Juzgar es arriesgado. Condenar, arrogante y peligroso.
Quien tiene en este mundo el oficio del juez debe confrontar la conducta de un hombre con la ley escrita en un papel, y hacerlo con la mayor equidad posible.
Pero el corazón del acusado queda fuera de su vista y de su juicio.
Quienes somos sacerdotes escuchamos al hombre mientras se acusa a sí mismo, derramamos sobre él los méritos de
Cristo crucificado, y le otorgamos la absolución.
En el confesonario, el corazón lo es todo.

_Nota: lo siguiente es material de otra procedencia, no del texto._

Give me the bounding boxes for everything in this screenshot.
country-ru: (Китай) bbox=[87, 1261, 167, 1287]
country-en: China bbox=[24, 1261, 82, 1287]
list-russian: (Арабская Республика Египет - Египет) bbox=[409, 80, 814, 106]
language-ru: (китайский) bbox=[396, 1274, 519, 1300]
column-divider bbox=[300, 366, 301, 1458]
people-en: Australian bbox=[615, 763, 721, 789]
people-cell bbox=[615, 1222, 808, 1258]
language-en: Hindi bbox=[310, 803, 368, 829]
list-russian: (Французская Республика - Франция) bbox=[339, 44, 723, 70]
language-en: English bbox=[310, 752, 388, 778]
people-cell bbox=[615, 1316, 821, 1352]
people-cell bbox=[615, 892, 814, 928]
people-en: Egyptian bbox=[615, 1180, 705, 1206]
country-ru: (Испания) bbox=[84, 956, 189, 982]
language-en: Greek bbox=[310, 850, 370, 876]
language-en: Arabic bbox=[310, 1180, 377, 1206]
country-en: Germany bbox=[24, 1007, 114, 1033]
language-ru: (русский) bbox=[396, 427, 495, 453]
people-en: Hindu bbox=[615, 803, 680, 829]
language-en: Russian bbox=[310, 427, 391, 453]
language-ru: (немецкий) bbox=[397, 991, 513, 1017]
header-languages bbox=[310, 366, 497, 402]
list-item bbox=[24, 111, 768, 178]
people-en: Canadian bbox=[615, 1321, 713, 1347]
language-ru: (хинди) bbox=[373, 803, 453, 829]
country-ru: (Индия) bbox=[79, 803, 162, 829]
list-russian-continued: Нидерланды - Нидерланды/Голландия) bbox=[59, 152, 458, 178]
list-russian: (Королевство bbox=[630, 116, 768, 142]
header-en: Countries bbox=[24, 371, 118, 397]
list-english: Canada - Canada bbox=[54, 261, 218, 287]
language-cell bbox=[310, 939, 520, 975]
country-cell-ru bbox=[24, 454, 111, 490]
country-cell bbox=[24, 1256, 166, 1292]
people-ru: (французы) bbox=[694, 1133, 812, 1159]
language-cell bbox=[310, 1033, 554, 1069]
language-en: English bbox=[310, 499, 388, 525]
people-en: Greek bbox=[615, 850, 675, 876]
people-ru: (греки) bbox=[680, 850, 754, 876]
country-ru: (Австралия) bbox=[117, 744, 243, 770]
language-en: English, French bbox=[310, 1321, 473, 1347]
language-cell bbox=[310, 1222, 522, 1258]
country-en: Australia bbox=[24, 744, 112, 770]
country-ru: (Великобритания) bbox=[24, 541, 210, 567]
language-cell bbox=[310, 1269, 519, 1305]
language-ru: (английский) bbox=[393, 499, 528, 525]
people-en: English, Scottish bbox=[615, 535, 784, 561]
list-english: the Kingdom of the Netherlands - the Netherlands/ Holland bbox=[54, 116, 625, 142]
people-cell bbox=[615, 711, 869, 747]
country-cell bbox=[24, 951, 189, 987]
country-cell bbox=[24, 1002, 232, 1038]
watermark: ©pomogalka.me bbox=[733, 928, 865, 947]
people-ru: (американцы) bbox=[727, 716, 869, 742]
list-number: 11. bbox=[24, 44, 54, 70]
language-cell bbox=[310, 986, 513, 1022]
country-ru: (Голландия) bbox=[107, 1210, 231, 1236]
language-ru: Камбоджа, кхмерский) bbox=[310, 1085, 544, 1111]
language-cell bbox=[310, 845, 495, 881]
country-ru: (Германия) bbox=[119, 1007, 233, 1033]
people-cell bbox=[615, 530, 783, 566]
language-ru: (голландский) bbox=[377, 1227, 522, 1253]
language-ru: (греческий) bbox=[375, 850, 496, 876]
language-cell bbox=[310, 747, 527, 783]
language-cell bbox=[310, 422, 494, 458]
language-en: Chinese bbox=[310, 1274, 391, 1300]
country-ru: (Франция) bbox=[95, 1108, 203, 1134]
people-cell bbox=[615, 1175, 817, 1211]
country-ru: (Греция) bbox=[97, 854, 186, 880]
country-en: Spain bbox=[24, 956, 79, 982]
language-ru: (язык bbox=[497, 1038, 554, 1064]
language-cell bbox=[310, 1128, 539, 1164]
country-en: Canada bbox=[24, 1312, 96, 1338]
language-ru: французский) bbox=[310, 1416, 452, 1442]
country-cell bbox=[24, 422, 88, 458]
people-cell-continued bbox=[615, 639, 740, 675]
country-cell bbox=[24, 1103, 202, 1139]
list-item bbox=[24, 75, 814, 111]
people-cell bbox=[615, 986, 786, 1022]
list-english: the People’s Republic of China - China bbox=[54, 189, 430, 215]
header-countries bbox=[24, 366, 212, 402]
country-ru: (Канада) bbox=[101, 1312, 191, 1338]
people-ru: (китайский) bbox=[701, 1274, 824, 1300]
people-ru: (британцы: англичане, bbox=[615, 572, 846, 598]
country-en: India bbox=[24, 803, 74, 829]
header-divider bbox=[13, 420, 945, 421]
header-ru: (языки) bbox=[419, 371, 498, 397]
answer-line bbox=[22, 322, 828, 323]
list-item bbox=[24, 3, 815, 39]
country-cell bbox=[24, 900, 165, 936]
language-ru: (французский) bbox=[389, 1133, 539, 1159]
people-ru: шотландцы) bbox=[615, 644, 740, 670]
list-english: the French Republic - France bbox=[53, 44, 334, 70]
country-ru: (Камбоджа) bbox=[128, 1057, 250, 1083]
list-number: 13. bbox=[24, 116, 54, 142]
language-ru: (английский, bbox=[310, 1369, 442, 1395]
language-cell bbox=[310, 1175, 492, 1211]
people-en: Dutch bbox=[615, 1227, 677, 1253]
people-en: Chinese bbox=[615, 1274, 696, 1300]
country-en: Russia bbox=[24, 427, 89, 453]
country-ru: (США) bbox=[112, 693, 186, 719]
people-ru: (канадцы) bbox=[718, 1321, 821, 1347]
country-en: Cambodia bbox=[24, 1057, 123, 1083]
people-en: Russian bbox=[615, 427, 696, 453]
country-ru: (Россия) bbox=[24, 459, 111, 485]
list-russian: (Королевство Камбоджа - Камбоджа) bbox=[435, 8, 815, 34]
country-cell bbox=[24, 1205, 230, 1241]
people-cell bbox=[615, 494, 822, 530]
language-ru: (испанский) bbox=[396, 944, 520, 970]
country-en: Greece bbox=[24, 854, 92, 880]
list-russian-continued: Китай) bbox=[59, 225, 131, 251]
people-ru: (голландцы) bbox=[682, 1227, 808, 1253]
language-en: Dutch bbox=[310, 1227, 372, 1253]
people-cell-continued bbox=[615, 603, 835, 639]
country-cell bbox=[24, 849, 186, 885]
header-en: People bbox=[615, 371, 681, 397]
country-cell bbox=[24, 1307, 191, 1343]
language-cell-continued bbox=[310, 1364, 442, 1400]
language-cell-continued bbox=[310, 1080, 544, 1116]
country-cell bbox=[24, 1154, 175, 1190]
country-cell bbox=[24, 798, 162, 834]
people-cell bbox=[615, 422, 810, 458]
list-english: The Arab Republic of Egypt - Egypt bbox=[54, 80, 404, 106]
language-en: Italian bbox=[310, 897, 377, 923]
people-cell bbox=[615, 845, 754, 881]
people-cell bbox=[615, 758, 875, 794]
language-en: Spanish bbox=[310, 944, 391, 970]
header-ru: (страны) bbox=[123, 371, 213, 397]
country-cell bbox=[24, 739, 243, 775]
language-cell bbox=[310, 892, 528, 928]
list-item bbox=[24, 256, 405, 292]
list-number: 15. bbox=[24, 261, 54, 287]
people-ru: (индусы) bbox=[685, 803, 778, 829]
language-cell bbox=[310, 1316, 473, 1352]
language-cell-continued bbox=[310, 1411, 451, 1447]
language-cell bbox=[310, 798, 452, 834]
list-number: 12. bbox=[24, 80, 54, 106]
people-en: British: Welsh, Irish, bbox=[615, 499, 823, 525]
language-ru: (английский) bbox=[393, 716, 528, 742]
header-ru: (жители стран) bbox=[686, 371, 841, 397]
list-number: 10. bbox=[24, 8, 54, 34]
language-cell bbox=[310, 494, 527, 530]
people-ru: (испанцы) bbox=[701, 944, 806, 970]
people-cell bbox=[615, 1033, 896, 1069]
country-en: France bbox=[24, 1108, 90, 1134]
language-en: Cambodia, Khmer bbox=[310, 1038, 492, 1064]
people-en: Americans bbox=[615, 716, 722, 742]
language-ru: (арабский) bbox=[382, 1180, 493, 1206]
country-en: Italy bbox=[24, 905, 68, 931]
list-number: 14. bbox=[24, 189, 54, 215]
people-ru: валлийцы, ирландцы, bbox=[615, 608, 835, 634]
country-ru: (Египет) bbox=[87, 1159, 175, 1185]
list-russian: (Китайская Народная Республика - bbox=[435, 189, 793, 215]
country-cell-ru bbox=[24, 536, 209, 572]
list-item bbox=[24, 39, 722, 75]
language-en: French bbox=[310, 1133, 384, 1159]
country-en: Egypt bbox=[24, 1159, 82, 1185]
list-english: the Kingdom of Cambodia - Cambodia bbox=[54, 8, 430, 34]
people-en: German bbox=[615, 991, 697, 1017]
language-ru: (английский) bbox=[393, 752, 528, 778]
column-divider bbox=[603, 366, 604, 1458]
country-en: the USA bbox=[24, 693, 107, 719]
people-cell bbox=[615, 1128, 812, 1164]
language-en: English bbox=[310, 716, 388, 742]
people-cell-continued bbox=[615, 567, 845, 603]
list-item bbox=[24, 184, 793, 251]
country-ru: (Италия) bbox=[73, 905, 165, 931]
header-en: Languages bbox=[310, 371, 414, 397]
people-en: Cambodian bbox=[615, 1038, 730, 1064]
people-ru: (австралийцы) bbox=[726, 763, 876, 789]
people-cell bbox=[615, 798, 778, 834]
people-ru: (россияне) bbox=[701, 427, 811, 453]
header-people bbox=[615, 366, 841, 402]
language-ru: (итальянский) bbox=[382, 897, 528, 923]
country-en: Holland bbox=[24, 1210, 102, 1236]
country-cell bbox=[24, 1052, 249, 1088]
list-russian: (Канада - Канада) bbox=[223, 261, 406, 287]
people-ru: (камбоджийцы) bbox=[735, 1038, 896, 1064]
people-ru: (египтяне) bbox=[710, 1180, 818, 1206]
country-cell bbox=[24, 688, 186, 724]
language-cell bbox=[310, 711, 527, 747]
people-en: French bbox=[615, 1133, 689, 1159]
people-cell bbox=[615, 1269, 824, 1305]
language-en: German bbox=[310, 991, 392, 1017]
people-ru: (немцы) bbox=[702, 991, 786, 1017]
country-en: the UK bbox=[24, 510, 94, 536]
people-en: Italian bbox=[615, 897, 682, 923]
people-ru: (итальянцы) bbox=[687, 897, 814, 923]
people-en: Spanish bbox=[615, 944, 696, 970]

Porque si no hay al menos un ápice de arrepentimiento por parte del penitente, la absolución de poco sirve.
En todo caso, muchas veces el sacerdote se compromete y se implica más a sí mismo en cada absolución de lo que lo hace el juez en sus sentencias.
Los pecados ajenos también nos duelen a nosotros.
Si comprendierais lo que significa «quiero misericordia y no sacrificio», no condenaríais a los que no tienen culpa.
Y es que la misericordia es el mejor de los sacrificios, porque en ella el corazón del hombre queda entregado al corazón misericordioso de Cristo y se consume en Él.
El misericordioso, como Jesús, no ha venido a juzgar, sino a salvar.